On peut noter que ne pas distribuer de dividendes mais réinvestir les profits peut ne pas relever uniquement d’une volonté de diminuer le revenu fiscal, mais bien d’une stratégie de développement économique de l’entreprise. Si les dividendes sont versés, ils le sont à partir des bénéfices après paiement de l’IS (Impôt sur les Sociétés).

Les revenus placés dans des holdings ne sont donc pas soumis à l’IRPP (Impôt sur le Revenu des Personnes Physiques). Dans d’autres pays comme les États-Unis, ces revenus non distribués sont taxés. Mais en France, la jurisprudence constitutionnelle a statué : un revenu n’est imposable que s’il est réalisé. [15][12]

27 % : Un chiffre à la méthodologie critiquable

Les revenus sortis des holdings (sous forme de dividendes ou de plus-values) sont assujettis au prélèvement forfaitaire unique (PFU). Se servir de ses biens professionnels à des fins personnelles est illégal : c’est un abus de biens sociaux.

Il est donc problématique d’évaluer la progressivité de l’imposition des revenus du capital à partir d’une approche statique, c’est-à-dire en omettant l’imposition nécessairement impliquée par la consommation future. [1]

De plus, d’après l’économiste Antoine Levy [6], le fameux taux de 27% des milliardaires calculé dans la note de l’IPP [4] est lui-même artificiellement bas, pour plusieurs raisons.

D’abord, ils sont les seuls au revenu duquel est ajouté dans la note de l’IPP le bénéfice non distribué des sociétés dont ils sont actionnaires. Le même exercice d’attribution n’est pas fait pour le reste de la population, pourtant actionnaire (souvent exonéré de fiscalité via assurance-vie et PEA), majorant artificiellement le revenu des riches et pas celui des autres, et minorant inversement le taux d’imposition des riches mais pas celui des autres.

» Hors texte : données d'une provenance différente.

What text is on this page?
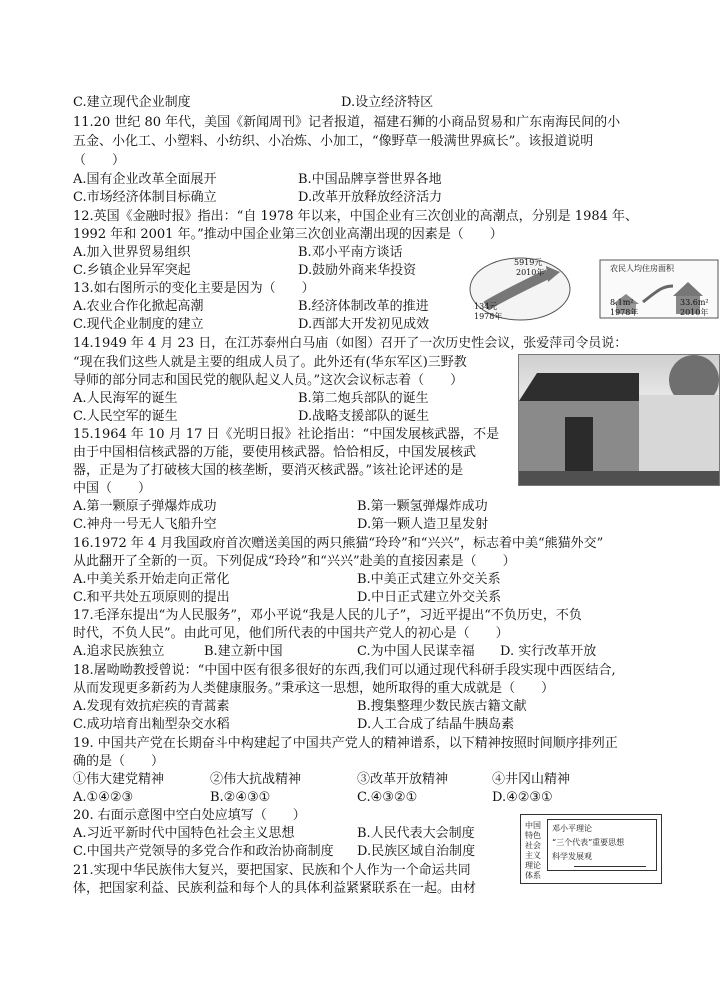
C.建立现代企业制度	D.设立经济特区
11.20 世纪 80 年代，美国《新闻周刊》记者报道，福建石狮的小商品贸易和广东南海民间的小
五金、小化工、小塑料、小纺织、小冶炼、小加工，“像野草一般满世界疯长”。该报道说明
（　　）
A.国有企业改革全面展开	B.中国品牌享誉世界各地
C.市场经济体制目标确立	D.改革开放释放经济活力
12.英国《金融时报》指出：“自 1978 年以来，中国企业有三次创业的高潮点，分别是 1984 年、
1992 年和 2001 年。”推动中国企业第三次创业高潮出现的因素是（　　）
A.加入世界贸易组织	B.邓小平南方谈话
C.乡镇企业异军突起	D.鼓励外商来华投资
13.如右图所示的变化主要是因为（　　）
A.农业合作化掀起高潮	B.经济体制改革的推进
C.现代企业制度的建立	D.西部大开发初见成效
5919元
2010年
134元
1978年
农民人均住房面积
8.1m²
1978年
33.6m²
2010年
14.1949 年 4 月 23 日，在江苏泰州白马庙（如图）召开了一次历史性会议，张爱萍司令员说：
“现在我们这些人就是主要的组成人员了。此外还有(华东军区)三野教
导师的部分同志和国民党的舰队起义人员。”这次会议标志着（　　）
A.人民海军的诞生	B.第二炮兵部队的诞生
C.人民空军的诞生	D.战略支援部队的诞生
15.1964 年 10 月 17 日《光明日报》社论指出：“中国发展核武器，不是
由于中国相信核武器的万能，要使用核武器。恰恰相反，中国发展核武
器，正是为了打破核大国的核垄断，要消灭核武器。”该社论评述的是
中国（　　）
A.第一颗原子弹爆炸成功	B.第一颗氢弹爆炸成功
C.神舟一号无人飞船升空	D.第一颗人造卫星发射
16.1972 年 4 月我国政府首次赠送美国的两只熊猫“玲玲”和“兴兴”，标志着中美“熊猫外交”
从此翻开了全新的一页。下列促成“玲玲”和“兴兴”赴美的直接因素是（　　）
A.中美关系开始走向正常化	B.中美正式建立外交关系
C.和平共处五项原则的提出	D.中日正式建立外交关系
17.毛泽东提出“为人民服务”，邓小平说“我是人民的儿子”，习近平提出“不负历史，不负
时代，不负人民”。由此可见，他们所代表的中国共产党人的初心是（　　）
A.追求民族独立	B.建立新中国	C.为中国人民谋幸福 D. 实行改革开放
18.屠呦呦教授曾说：“中国中医有很多很好的东西,我们可以通过现代科研手段实现中西医结合,
从而发现更多新药为人类健康服务。”秉承这一思想，她所取得的重大成就是（　　）
A.发现有效抗疟疾的青蒿素	B.搜集整理少数民族古籍文献
C.成功培育出籼型杂交水稻	D.人工合成了结晶牛胰岛素
19. 中国共产党在长期奋斗中构建起了中国共产党人的精神谱系，以下精神按照时间顺序排列正
确的是（　　）
①伟大建党精神	②伟大抗战精神	③改革开放精神	④井冈山精神
A.①④②③	B.②④③①	C.④③②①	D.④②③①
20. 右面示意图中空白处应填写（　　）
A.习近平新时代中国特色社会主义思想	B.人民代表大会制度
C.中国共产党领导的多党合作和政治协商制度 D.民族区域自治制度
中国特色社会主义理论体系
邓小平理论
“三个代表”重要思想
科学发展观
21.实现中华民族伟大复兴，要把国家、民族和个人作为一个命运共同
体，把国家利益、民族利益和每个人的具体利益紧紧联系在一起。由材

Enfin, la possibilité de lisser au cours du temps l’impôt sur les sociétés par les mécanismes de report en avant et en arrière conduit mécaniquement à une minoration artificielle des taux d’imposition pour les plus « riches » dans une année donnée, en particulier pour les activités aux bénéfices les plus volatils.

À cela, Gabriel Zucman répond qu’« il n’y aucune raison de penser que les milliardaires débourseront des sommes importantes à quelque moment que ce soit. », en raison des techniques d’optimisation auxquelles ils ont recours. [24]

Pour les 90% restants des Français, il est difficile d’affirmer que le système serait régressif

  • Le chiffre de 50 % d’imposition de «l’ensemble des Français» (hors milliardaires), qui vient d’une autre étude, a été critiquée par d’autres économistes (libéraux et hétérodoxes) [7] pour plusieurs raisons, notamment :
    Le fait de considérer des cotisations sociales contributives comme étant un impôt, alors qu’elles peuvent être considérées comme un salaire différé (droits au chômage et à la retraite).
  • Le revenu pris en compte dans le calcul du taux d’imposition ne prend en compte que le revenu primaire et pas les transferts sociaux. Pour faire simple, en calculant ainsi, un ménage qui ne perçoit que des allocations sociales aurait un revenu primaire nul, et aurait un taux d’imposition infini s’il consomme et paie de la TVA ! 
  • Le système fiscal français apparaît bien comme étant progressif une fois la redistribution prise en compte, encore plus si on compte les services rendus par les services publics. [8][9][10]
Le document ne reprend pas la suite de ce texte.